Nine Lessons on How to Teach 21st Century Skills and Knowledge

As Thomas Friedman put it in a recent New York Times column, globalization compounds the urgency for students to develop the skills and knowledge they need for economic and civic success in the 21st century. Yet despite widespread agreement among parents, educators, employers, and policymakers worldwide that students need skills like critical thinking, problem solving, teamwork, and creativity, these skills are stubbornly difficult to teach and learn.

The “transmission” model, through which teachers transmit factual knowledge via lectures and textbooks, remains the dominant approach to compulsory education in much of the world. Students taught through this method typically do not practice applying knowledge to new contexts, communicating it in complex ways, solving problems, or developing creativity. In short, as our new paper lays out, it is not the most effective way to teach 21st century skills.

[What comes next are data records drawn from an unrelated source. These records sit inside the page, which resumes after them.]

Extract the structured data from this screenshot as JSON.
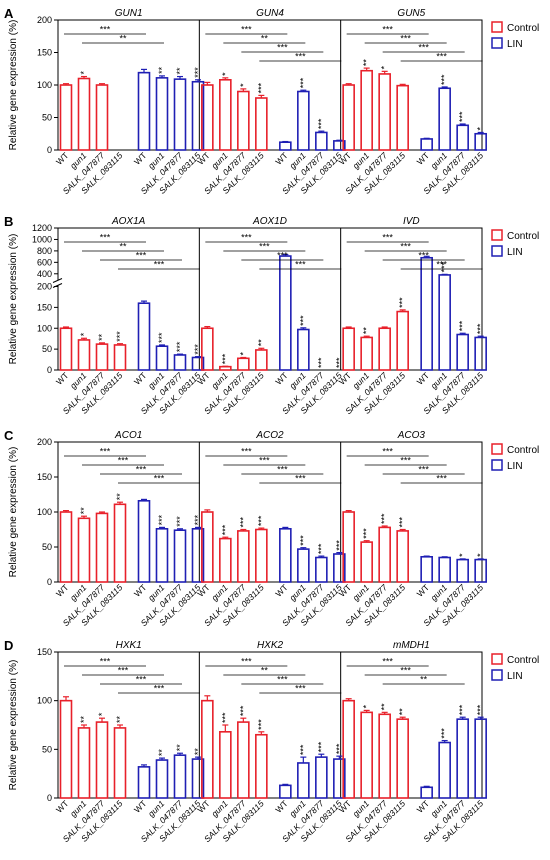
{
  "figure": {
    "ylabel": "Relative gene expression (%)",
    "xtick_labels": [
      "WT",
      "gun1",
      "SALK_047877",
      "SALK_083115"
    ],
    "legend": [
      {
        "label": "Control",
        "color": "#e8202a"
      },
      {
        "label": "LIN",
        "color": "#1f1fb4"
      }
    ]
  },
  "chart_data": [
    {
      "type": "bar",
      "panel_label": "A",
      "ylabel": "Relative gene expression (%)",
      "ylim": [
        0,
        200
      ],
      "yticks": [
        0,
        50,
        100,
        150,
        200
      ],
      "yticklabels": [
        "0",
        "50",
        "100",
        "150",
        "200"
      ],
      "series_names": [
        "Control",
        "LIN"
      ],
      "genes": [
        {
          "name": "GUN1",
          "control": [
            100,
            110,
            100,
            null
          ],
          "control_err": [
            2,
            3,
            2,
            0
          ],
          "lin": [
            119,
            111,
            109,
            105
          ],
          "lin_err": [
            5,
            3,
            4,
            3
          ],
          "control_stars": [
            "",
            "*",
            "",
            ""
          ],
          "lin_stars": [
            "",
            "**",
            "**",
            "***"
          ],
          "brackets": [
            {
              "label": "***"
            },
            {
              "label": "**"
            }
          ]
        },
        {
          "name": "GUN4",
          "control": [
            100,
            108,
            90,
            80
          ],
          "control_err": [
            4,
            3,
            4,
            4
          ],
          "lin": [
            12,
            90,
            27,
            14
          ],
          "lin_err": [
            1,
            2,
            2,
            1
          ],
          "control_stars": [
            "",
            "*",
            "*",
            "***"
          ],
          "lin_stars": [
            "",
            "***",
            "***",
            ""
          ],
          "brackets": [
            {
              "label": "***"
            },
            {
              "label": "**"
            },
            {
              "label": "***"
            },
            {
              "label": "***"
            }
          ]
        },
        {
          "name": "GUN5",
          "control": [
            100,
            122,
            117,
            99
          ],
          "control_err": [
            2,
            4,
            4,
            2
          ],
          "lin": [
            17,
            95,
            38,
            25
          ],
          "lin_err": [
            1,
            2,
            2,
            2
          ],
          "control_stars": [
            "",
            "**",
            "*",
            ""
          ],
          "lin_stars": [
            "",
            "***",
            "***",
            "*"
          ],
          "brackets": [
            {
              "label": "***"
            },
            {
              "label": "***"
            },
            {
              "label": "***"
            },
            {
              "label": "***"
            }
          ]
        }
      ]
    },
    {
      "type": "bar",
      "panel_label": "B",
      "ylabel": "Relative gene expression (%)",
      "ylim": [
        0,
        1200
      ],
      "axis_break": [
        200,
        300
      ],
      "yticks": [
        0,
        50,
        100,
        150,
        200,
        400,
        600,
        800,
        1000,
        1200
      ],
      "yticklabels": [
        "0",
        "50",
        "100",
        "150",
        "200",
        "400",
        "600",
        "800",
        "1000",
        "1200"
      ],
      "series_names": [
        "Control",
        "LIN"
      ],
      "genes": [
        {
          "name": "AOX1A",
          "control": [
            100,
            72,
            62,
            60
          ],
          "control_err": [
            3,
            4,
            3,
            3
          ],
          "lin": [
            160,
            57,
            36,
            30
          ],
          "lin_err": [
            5,
            3,
            2,
            2
          ],
          "control_stars": [
            "",
            "*",
            "**",
            "***"
          ],
          "lin_stars": [
            "",
            "***",
            "***",
            "***"
          ],
          "brackets": [
            {
              "label": "***"
            },
            {
              "label": "**"
            },
            {
              "label": "***"
            },
            {
              "label": "***"
            }
          ]
        },
        {
          "name": "AOX1D",
          "control": [
            100,
            8,
            28,
            48
          ],
          "control_err": [
            4,
            1,
            2,
            4
          ],
          "lin": [
            710,
            97,
            0,
            0
          ],
          "lin_err": [
            25,
            4,
            0,
            0
          ],
          "control_stars": [
            "",
            "***",
            "*",
            "**"
          ],
          "lin_stars": [
            "",
            "***",
            "***",
            "***"
          ],
          "brackets": [
            {
              "label": "***"
            },
            {
              "label": "***"
            },
            {
              "label": "***"
            },
            {
              "label": "***"
            }
          ]
        },
        {
          "name": "IVD",
          "control": [
            100,
            78,
            100,
            140
          ],
          "control_err": [
            3,
            3,
            3,
            4
          ],
          "lin": [
            680,
            380,
            85,
            78
          ],
          "lin_err": [
            25,
            10,
            3,
            3
          ],
          "control_stars": [
            "",
            "**",
            "",
            "***"
          ],
          "lin_stars": [
            "",
            "***",
            "***",
            "***"
          ],
          "brackets": [
            {
              "label": "***"
            },
            {
              "label": "***"
            },
            {
              "label": "***"
            },
            {
              "label": "***"
            }
          ]
        }
      ]
    },
    {
      "type": "bar",
      "panel_label": "C",
      "ylabel": "Relative gene expression (%)",
      "ylim": [
        0,
        200
      ],
      "yticks": [
        0,
        50,
        100,
        150,
        200
      ],
      "yticklabels": [
        "0",
        "50",
        "100",
        "150",
        "200"
      ],
      "series_names": [
        "Control",
        "LIN"
      ],
      "genes": [
        {
          "name": "ACO1",
          "control": [
            100,
            91,
            98,
            111
          ],
          "control_err": [
            2,
            3,
            2,
            3
          ],
          "lin": [
            116,
            76,
            74,
            76
          ],
          "lin_err": [
            2,
            2,
            2,
            2
          ],
          "control_stars": [
            "",
            "**",
            "",
            "**"
          ],
          "lin_stars": [
            "",
            "***",
            "***",
            "***"
          ],
          "brackets": [
            {
              "label": "***"
            },
            {
              "label": "***"
            },
            {
              "label": "***"
            },
            {
              "label": "***"
            }
          ]
        },
        {
          "name": "ACO2",
          "control": [
            100,
            62,
            73,
            75
          ],
          "control_err": [
            3,
            2,
            2,
            2
          ],
          "lin": [
            76,
            47,
            35,
            40
          ],
          "lin_err": [
            2,
            2,
            2,
            2
          ],
          "control_stars": [
            "",
            "***",
            "***",
            "***"
          ],
          "lin_stars": [
            "",
            "***",
            "***",
            "***"
          ],
          "brackets": [
            {
              "label": "***"
            },
            {
              "label": "***"
            },
            {
              "label": "***"
            },
            {
              "label": "***"
            }
          ]
        },
        {
          "name": "ACO3",
          "control": [
            100,
            57,
            78,
            73
          ],
          "control_err": [
            2,
            2,
            2,
            2
          ],
          "lin": [
            36,
            35,
            32,
            32
          ],
          "lin_err": [
            1,
            1,
            1,
            1
          ],
          "control_stars": [
            "",
            "***",
            "***",
            "***"
          ],
          "lin_stars": [
            "",
            "",
            "*",
            "*"
          ],
          "brackets": [
            {
              "label": "***"
            },
            {
              "label": "***"
            },
            {
              "label": "***"
            },
            {
              "label": "***"
            }
          ]
        }
      ]
    },
    {
      "type": "bar",
      "panel_label": "D",
      "ylabel": "Relative gene expression (%)",
      "ylim": [
        0,
        150
      ],
      "yticks": [
        0,
        50,
        100,
        150
      ],
      "yticklabels": [
        "0",
        "50",
        "100",
        "150"
      ],
      "series_names": [
        "Control",
        "LIN"
      ],
      "genes": [
        {
          "name": "HXK1",
          "control": [
            100,
            72,
            78,
            72
          ],
          "control_err": [
            4,
            3,
            4,
            3
          ],
          "lin": [
            32,
            39,
            44,
            40
          ],
          "lin_err": [
            2,
            2,
            2,
            2
          ],
          "control_stars": [
            "",
            "**",
            "*",
            "**"
          ],
          "lin_stars": [
            "",
            "**",
            "**",
            "**"
          ],
          "brackets": [
            {
              "label": "***"
            },
            {
              "label": "***"
            },
            {
              "label": "***"
            },
            {
              "label": "***"
            }
          ]
        },
        {
          "name": "HXK2",
          "control": [
            100,
            68,
            78,
            65
          ],
          "control_err": [
            5,
            7,
            4,
            3
          ],
          "lin": [
            13,
            36,
            42,
            40
          ],
          "lin_err": [
            1,
            6,
            3,
            3
          ],
          "control_stars": [
            "",
            "***",
            "***",
            "***"
          ],
          "lin_stars": [
            "",
            "***",
            "***",
            "***"
          ],
          "brackets": [
            {
              "label": "***"
            },
            {
              "label": "**"
            },
            {
              "label": "***"
            },
            {
              "label": "***"
            }
          ]
        },
        {
          "name": "mMDH1",
          "control": [
            100,
            88,
            86,
            81
          ],
          "control_err": [
            2,
            2,
            2,
            2
          ],
          "lin": [
            11,
            57,
            81,
            81
          ],
          "lin_err": [
            1,
            2,
            2,
            2
          ],
          "control_stars": [
            "",
            "*",
            "**",
            "**"
          ],
          "lin_stars": [
            "",
            "***",
            "***",
            "***"
          ],
          "brackets": [
            {
              "label": "***"
            },
            {
              "label": "***"
            },
            {
              "label": "**"
            }
          ]
        }
      ]
    }
  ]
}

Decades of empirical research about how individuals learn, however, provide valuable insight into how pedagogy can address the need for 21st century skills. Indeed, the research suggests nine lessons that inform how to teach these skills:

  1. Make it relevant. The relevance of learning specific knowledge and skills is much clearer to students—and much more motivating—if they understand how a given topic fits into “the big picture,” or a meaningful context.
  2. Teach through the disciplines. Students develop their 21st century skills and knowledge as they learn why each academic discipline is important, how experts create new knowledge, and how they communicate about it.
  3. Develop lower and higher order thinking skills—at the same time. Students need to comprehend relationships between given variables and how to apply this understanding to different contexts.
  4. Encourage transfer of learning. Students need to develop the ability to apply skills, concepts, knowledge, attitudes, and/or strategies they develop in one context, situation or application to another, reflexively (low-road transfer) or after deliberate thought and analysis (high-road transfer).
  5. Teach students to learn to learn (metacognition). Since there is a limit to how much students learn through formal schooling, they also must learn to learn on their own.
  6. Address misunderstandings directly. People have many misunderstandings about how the world works that persist until they have the opportunity to develop alternative explanations.
  7. Promote teamwork as a process and outcome. The ability to work collaboratively is an important 21st century skill, not to mention an important condition for optimal learning of other key skills.
  8. Exploit technology to support learning. Use of technology is another critical 21st century skill, essential to help develop many of the other skills mentioned here.
  9. Foster students’ creativity. Creative development requires structure and intentionality—the ability of the mind to form representations—from teachers and students, and can be learned through each of the disciplines, not just through the arts.

Progressing from the outdated “transmission” model to the “21st century” model will involve entire educational systems. As educational purposes change, curriculum frameworks, instructional methods, and assessments must also. The changes demand increased teacher and administrator capacity and affect many facets of human capital, including teacher training, professional development, career mobility, and the teaching profession’s cultural standing.

While there has been progress in preparing students for the 21st century, the remaining work will require of teachers, administrators, and policymakers precisely the skills that we deem critical for students—as well as the political will to ensure that educators directly involved in transitioning to the 21st century model have the time, support, and resources they need.

This study was presented as part of Asia Society’s Global Cities Education Network Symposium in May at our new Centre in Hong Kong. Anna R. Saavedra is an associate policy researcher at the nonprofit, nonpartisan RAND Corporation, and V. Darleen Opfer is director of RAND Education.